Ruby Red grapefruit for curd in Nutmeg Disrupted

I eat it with just a light sprinkle of sugar. But recently have been experimenting with it. The Sugared Grapefruit Rind is amazing. It is little strips of sweet Grapefruit love, full of fantastic grapefruit flavour.

Sugared Grapefruit Rind from Nutmeg Disrupted

Then I thought some grapefruit curd was in order. One word. Fabulous!

So then I started thinking of where I could use the curd and naturally Macarons seemed like the perfect place to use it.

Grapefruit Macarons with Grapefruit Curd filling from Nutmeg Disrupted

Grapefruit Curd is easy to make and using proper processing techniques you can make it for long time storage so you can always have a jar on hand.

Grapefruit Curd
 
Author:
Recipe type: Preserving
Ingredients
  • 3 ruby red grapefruit
  • 1½ cups of sugar
  • ⅔ cup of lemon juice
  • 6 eggs
  • 8 tablespoons of butter
  • 2 tablespoons of grapefruit zest
Instructions
  1. Using warm water and a tiny squirt of soap wash your grapefruit and rinse very well.
  2. Using a microplane or the fine side of a box grater remove the zest from the grapefruit.
  3. Place the juice in a small pot an bring to a low boil.
  4. Reduce until you have 2 cups of liquid.
  5. Allow to cool.
  6. Place a small pot half full with water on the stove on medium high heat.
  7. Bring to a simmer.
  8. Place the juice, eggs and sugar in a stainless steel bowl and whisk until combined.
  9. Place the bowl on top of the simmering pot.
  10. Cook, stirring constantly until it becomes thick, about 10 minutes.
  11. Remove from heat and immediately pour through a fine strainer to remove any lumps.
  12. Cut the butter into small pieces and whisk into the mixture until the butter has melted.
  13. Add the zest and stir well.
  14. Ladle the hot curd into hot sterilized jars.
  15. Add the lids and screw bands until finger tight.
  16. Place the jars into a hot water bath and process for 5 minutes.

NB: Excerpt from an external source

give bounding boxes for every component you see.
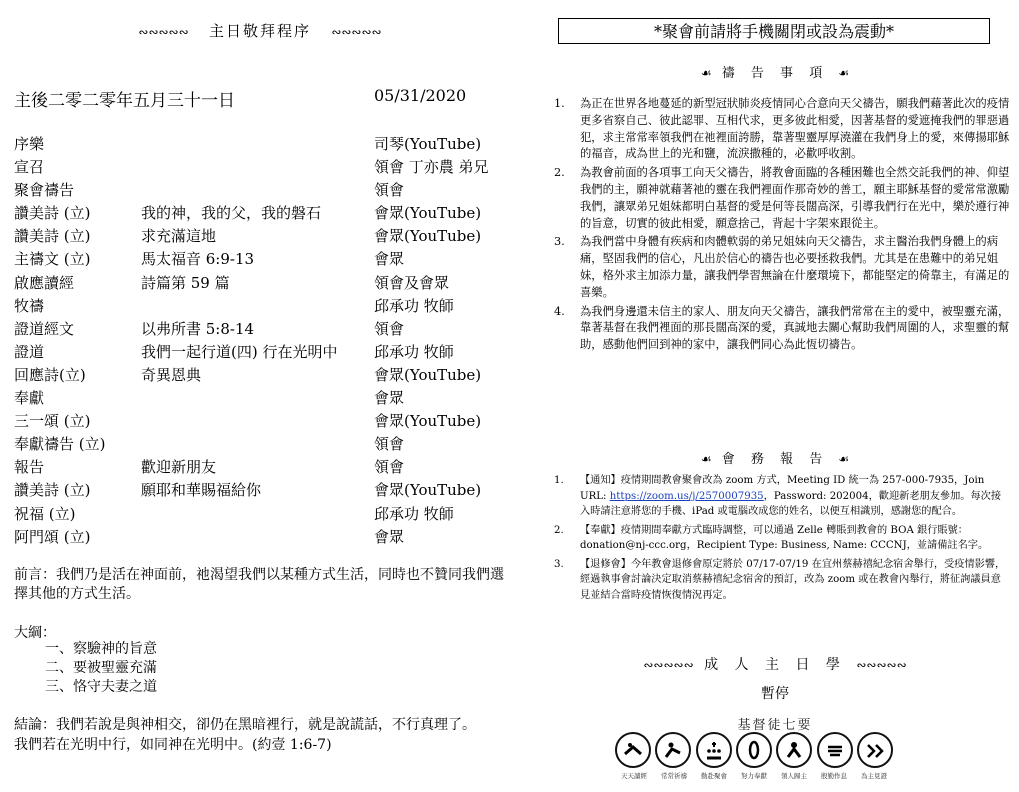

Zesting grapefruit for curd on Nutmeg Disrupted

Ruby Red Grapefruit juice for curd on Nutmeg Disrupted

Ruby Red Grapefruit Curd from Nutmeg Disrupted

Grapefruit Curd from Nutmeg Disrupted

You can find my step by step process for French Macarons on the site. I have tried many recipes and have found success with the recipe I have posted.  I topped the Grapefruit Macarons with pieces of the Sugared Grapefruit Rind to make it the perfect Grapefruit trifecta!